Four years ago, when the Islamic State attacked Yazidi villages in northern Iraq, I moved to the area and began voluntary aid work in Yazidi camps. I went to Mosul and met with Yazidi women who had been traded as slaves. I witnessed terrible human rights violations — rape, enslavement, genocide, the loss of human dignity.

More recently I have witnessed terrible human rights violations in my own country.

During the military curfews of 2015 and 2016, when my city, Diyarbakir, the largest city in southeast Turkey, faced heavy bombardment from the Turkish armed forces. Dead bodies were left lying in the street for months. Dozens of people were burnt alive while hiding out in basements. Detainees were tortured, and much more.

The Universal Declaration did not prevent the Turkish state from committing horrible human rights violations and war crimes against its own citizens.

Turkish citizens and the international community have largely closed their eyes to these crimes, and to the continuing troubles in our region. And it’s worth remembering that Hitler came to power not only because of the support of the German people, but because the rest of the world turned a blind eye as his actions became increasingly troubling.

The Universal Declaration is a moral force for all of us. But against dictators and fascist regimes, we need more than moral force. The Declaration did not prevent 10-year-old Cemile’s mother from having to put her daughter’s dead body in the refrigerator to keep it from decomposing. The Declaration did not prevent more than 150 Kurdish youth from being burnt alive in Cizre basements. The Declaration did not prevent the 7,000-year-old UNESCO Heritage Site in the center of Diyarbakır, my hometown, from being destroyed by government forces.

In recent years, anybody in Turkey who calls for peace and human rights and peace has been labelled a terrorist and tossed in prison or forced to leave the country, which are violations against the Universal Declaration of Human Rights. Turkey signed the Declaration 69 years ago, but it has still not come into force.

70 years after the Declaration, the world’s people remain deeply vulnerable to the cruelty of dictators and authoritarian leaders. Millions face ethnic cleansing, genocide, persecution, discrimination, the lack of basic liberties, and other atrocities. Last week, the United Nations High Commissioner for Human Rights, Michelle Bachelet, warned that the global system “that gave teeth to the vision of the Universal Declaration is being chipped away by governments and politicians increasingly focused on narrow, nationalist interests”.

Even as someone who has witnessed countless human rights violations, I have always believed that human dignity would win in the end. But after what I have witnessed, from Mosul to Cizre, from Shengal to Kobane, and from Şırnak to Diyarbakır, I now have my doubts. Human rights have never been so vilified, human life has never been so cheapened, human dignity has never been so trampled upon.

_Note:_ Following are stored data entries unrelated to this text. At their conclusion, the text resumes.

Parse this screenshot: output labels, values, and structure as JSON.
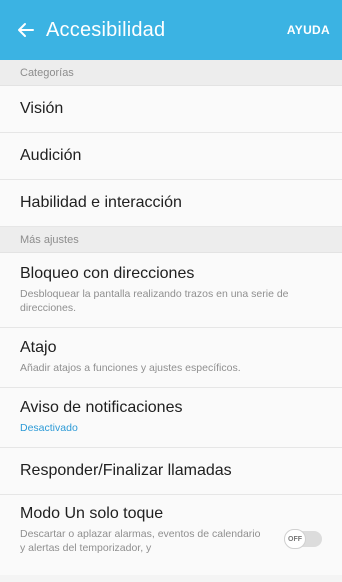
{
  "appbar": {
    "back_icon": "arrow-left-icon",
    "title": "Accesibilidad",
    "help_label": "AYUDA",
    "color": "#3bb3e3"
  },
  "sections": {
    "categorias": "Categorías",
    "mas_ajustes": "Más ajustes"
  },
  "items": {
    "vision": "Visión",
    "audicion": "Audición",
    "habilidad": "Habilidad e interacción",
    "bloqueo": {
      "title": "Bloqueo con direcciones",
      "subtitle": "Desbloquear la pantalla realizando trazos en una serie de direcciones."
    },
    "atajo": {
      "title": "Atajo",
      "subtitle": "Añadir atajos a funciones y ajustes específicos."
    },
    "aviso": {
      "title": "Aviso de notificaciones",
      "subtitle": "Desactivado"
    },
    "responder": "Responder/Finalizar llamadas",
    "modo": {
      "title": "Modo Un solo toque",
      "subtitle": "Descartar o aplazar alarmas, eventos de calendario y alertas del temporizador, y",
      "toggle_label": "OFF",
      "toggle_on": false
    }
  }
}
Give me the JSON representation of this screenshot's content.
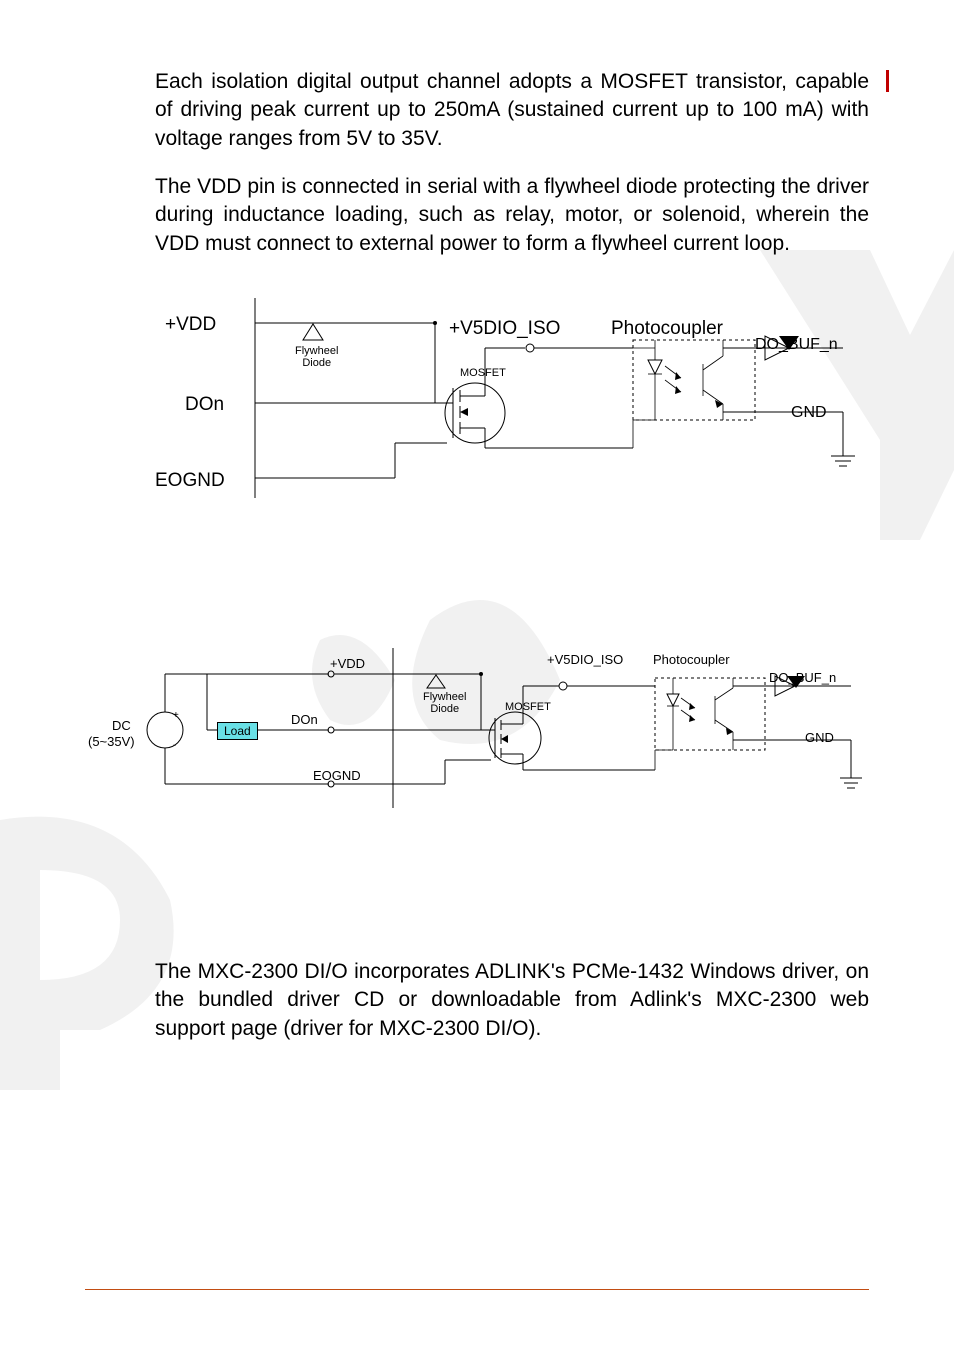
{
  "para1": "Each isolation digital output channel adopts a MOSFET transistor, capable of driving peak current up to 250mA (sustained current up to 100 mA) with voltage ranges from 5V to 35V.",
  "para2": "The VDD pin is connected in serial with a flywheel diode protecting the driver during inductance loading, such as relay, motor, or solenoid, wherein the VDD must connect to external power to form a flywheel current loop.",
  "para3": "The MXC-2300 DI/O incorporates ADLINK's PCMe-1432 Windows driver, on the bundled driver CD or downloadable from Adlink's MXC-2300 web support page (driver for MXC-2300 DI/O).",
  "d1": {
    "vdd": "+VDD",
    "don": "DOn",
    "eognd": "EOGND",
    "flydiode1": "Flywheel",
    "flydiode2": "Diode",
    "mosfet": "MOSFET",
    "v5iso": "+V5DIO_ISO",
    "photo": "Photocoupler",
    "dobuf": "DO_BUF_n",
    "gnd": "GND"
  },
  "d2": {
    "dc1": "DC",
    "dc2": "(5~35V)",
    "plus": "+",
    "minus": "-",
    "load": "Load",
    "vdd": "+VDD",
    "don": "DOn",
    "eognd": "EOGND",
    "flydiode1": "Flywheel",
    "flydiode2": "Diode",
    "mosfet": "MOSFET",
    "v5iso": "+V5DIO_ISO",
    "photo": "Photocoupler",
    "dobuf": "DO_BUF_n",
    "gnd": "GND"
  }
}
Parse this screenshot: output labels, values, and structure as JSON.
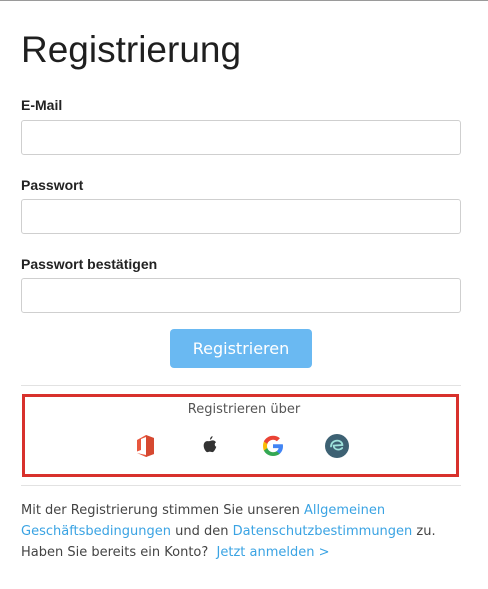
{
  "title": "Registrierung",
  "email": {
    "label": "E-Mail",
    "value": "",
    "placeholder": ""
  },
  "password": {
    "label": "Passwort",
    "value": "",
    "placeholder": ""
  },
  "password_confirm": {
    "label": "Passwort bestätigen",
    "value": "",
    "placeholder": ""
  },
  "register_button": "Registrieren",
  "social": {
    "heading": "Registrieren über",
    "providers": [
      {
        "icon": "office-icon",
        "color": "#e8573e"
      },
      {
        "icon": "apple-icon",
        "color": "#333333"
      },
      {
        "icon": "google-icon",
        "color": "#4285f4"
      },
      {
        "icon": "ecosia-icon",
        "color": "#3d6173"
      }
    ]
  },
  "footer": {
    "terms_prefix": "Mit der Registrierung stimmen Sie unseren ",
    "terms_link": "Allgemeinen Geschäftsbedingungen",
    "terms_middle": " und den ",
    "privacy_link": "Datenschutzbestimmungen",
    "terms_suffix": " zu.",
    "account_prompt": "Haben Sie bereits ein Konto?",
    "login_link": "Jetzt anmelden >"
  },
  "colors": {
    "accent": "#6ab9f2",
    "link": "#3aa3e3",
    "highlight": "#d8312c"
  }
}
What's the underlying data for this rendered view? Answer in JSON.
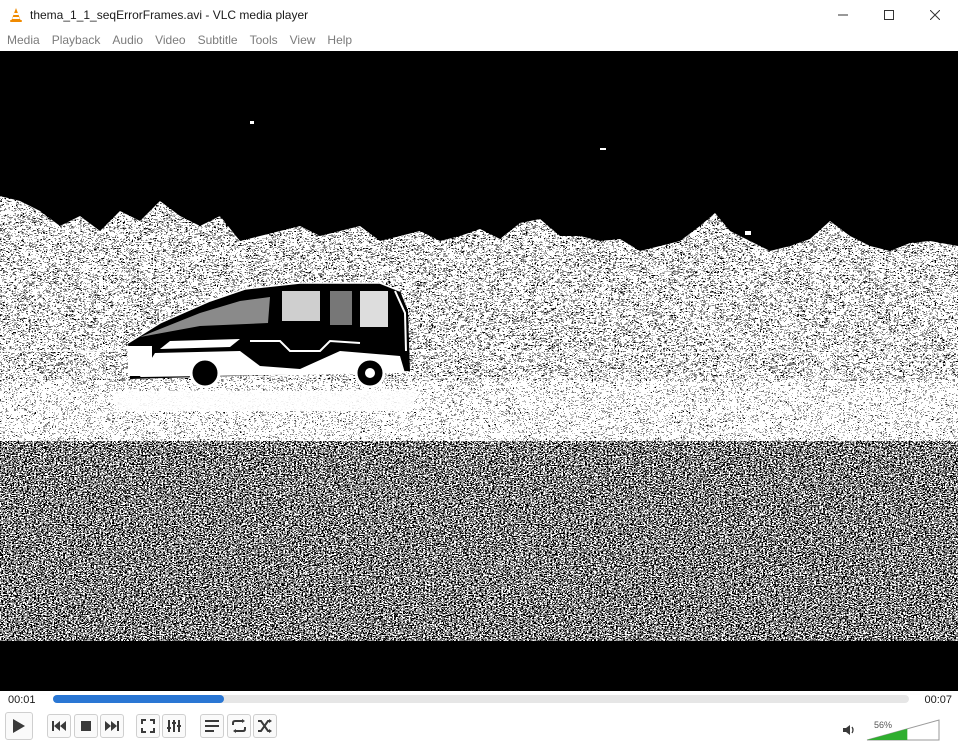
{
  "window": {
    "title": "thema_1_1_seqErrorFrames.avi - VLC media player",
    "app_icon": "vlc-cone-icon",
    "controls": [
      "minimize-icon",
      "maximize-icon",
      "close-icon"
    ]
  },
  "menu": {
    "items": [
      "Media",
      "Playback",
      "Audio",
      "Video",
      "Subtitle",
      "Tools",
      "View",
      "Help"
    ]
  },
  "player": {
    "time_elapsed": "00:01",
    "time_total": "00:07",
    "seek_progress": 0.2,
    "accent_color": "#2a77d4",
    "volume_label": "56%",
    "volume_level": 0.56,
    "volume_color": "#2fae2f"
  },
  "controls": {
    "buttons": [
      "play-icon",
      "previous-icon",
      "stop-icon",
      "next-icon",
      "fullscreen-icon",
      "extended-settings-icon",
      "playlist-icon",
      "loop-icon",
      "shuffle-icon"
    ],
    "volume_icon": "speaker-icon"
  }
}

70 years after a group of courageous people came together to agree to the Universal Declaration of Human Rights, it is time to take another courageous step. It is time to tell all regimes, states and dictators that human rights are truly human rights. They are not local or cultural. They are not Western or Eastern. They are not regional or national. They are universal. Respecting them is not a choice; it is a legal obligation. Violating these rights needs to carry heavier consequences.

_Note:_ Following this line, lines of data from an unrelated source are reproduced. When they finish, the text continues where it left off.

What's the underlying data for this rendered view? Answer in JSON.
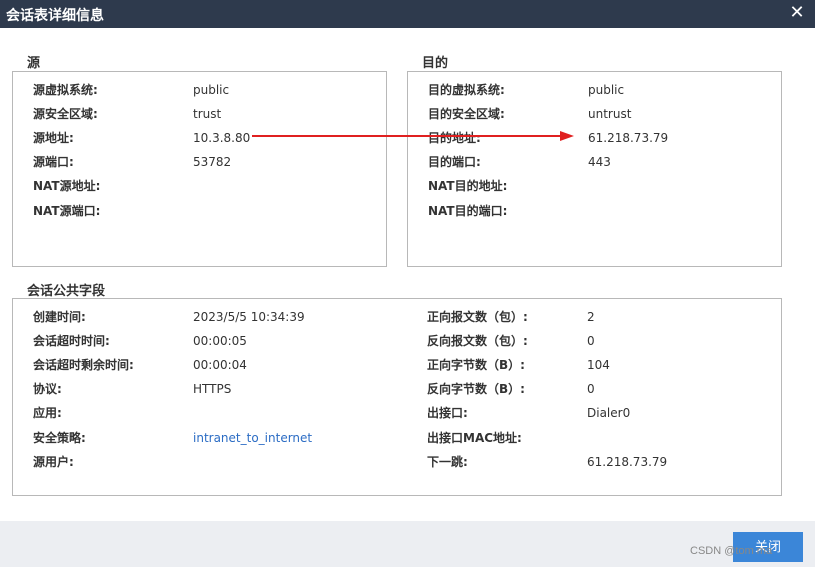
{
  "window": {
    "title": "会话表详细信息",
    "close_glyph": "✕"
  },
  "source": {
    "section_title": "源",
    "rows": [
      {
        "label": "源虚拟系统:",
        "value": "public"
      },
      {
        "label": "源安全区域:",
        "value": "trust"
      },
      {
        "label": "源地址:",
        "value": "10.3.8.80"
      },
      {
        "label": "源端口:",
        "value": "53782"
      },
      {
        "label": "NAT源地址:",
        "value": ""
      },
      {
        "label": "NAT源端口:",
        "value": ""
      }
    ]
  },
  "destination": {
    "section_title": "目的",
    "rows": [
      {
        "label": "目的虚拟系统:",
        "value": "public"
      },
      {
        "label": "目的安全区域:",
        "value": "untrust"
      },
      {
        "label": "目的地址:",
        "value": "61.218.73.79"
      },
      {
        "label": "目的端口:",
        "value": "443"
      },
      {
        "label": "NAT目的地址:",
        "value": ""
      },
      {
        "label": "NAT目的端口:",
        "value": ""
      }
    ]
  },
  "common": {
    "section_title": "会话公共字段",
    "left_rows": [
      {
        "label": "创建时间:",
        "value": "2023/5/5 10:34:39"
      },
      {
        "label": "会话超时时间:",
        "value": "00:00:05"
      },
      {
        "label": "会话超时剩余时间:",
        "value": "00:00:04"
      },
      {
        "label": "协议:",
        "value": "HTTPS"
      },
      {
        "label": "应用:",
        "value": ""
      },
      {
        "label": "安全策略:",
        "value": "intranet_to_internet"
      },
      {
        "label": "源用户:",
        "value": ""
      }
    ],
    "right_rows": [
      {
        "label": "正向报文数（包）:",
        "value": "2"
      },
      {
        "label": "反向报文数（包）:",
        "value": "0"
      },
      {
        "label": "正向字节数（B）:",
        "value": "104"
      },
      {
        "label": "反向字节数（B）:",
        "value": "0"
      },
      {
        "label": "出接口:",
        "value": "Dialer0"
      },
      {
        "label": "出接口MAC地址:",
        "value": ""
      },
      {
        "label": "下一跳:",
        "value": "61.218.73.79"
      }
    ]
  },
  "footer": {
    "close_button": "关闭",
    "watermark": "CSDN @tom ma"
  },
  "colors": {
    "titlebar": "#2e3a4d",
    "accent": "#3b86d8",
    "arrow": "#e02020",
    "link": "#2b6cc4"
  }
}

The sad reality is that, states and leaders continue to violate the Universal Declaration without any real consequences. Today there is no real protection for the people of the world against genocide or systematic atrocities. Today if dictators remain in power, if slavery continues, if in my country we are still begging to bury our loved ones with dignity, if we are imprisoned for demanding human rights, it is not only our president and other leaders who are guilty, it is all of us.

Without accountability and without mechanisms to forcefully combat impunity, these atrocities will continue. Do we honestly want to make “Never Again” mean never again?

If we do, we need to create a legitimate authority able to adequately punish violators and save people from all variety of atrocities. Let’s establish a strong international mechanism to protect us from future Adolf Hitlers.

We know they are out there. Let’s make sure we’re ready to stop them.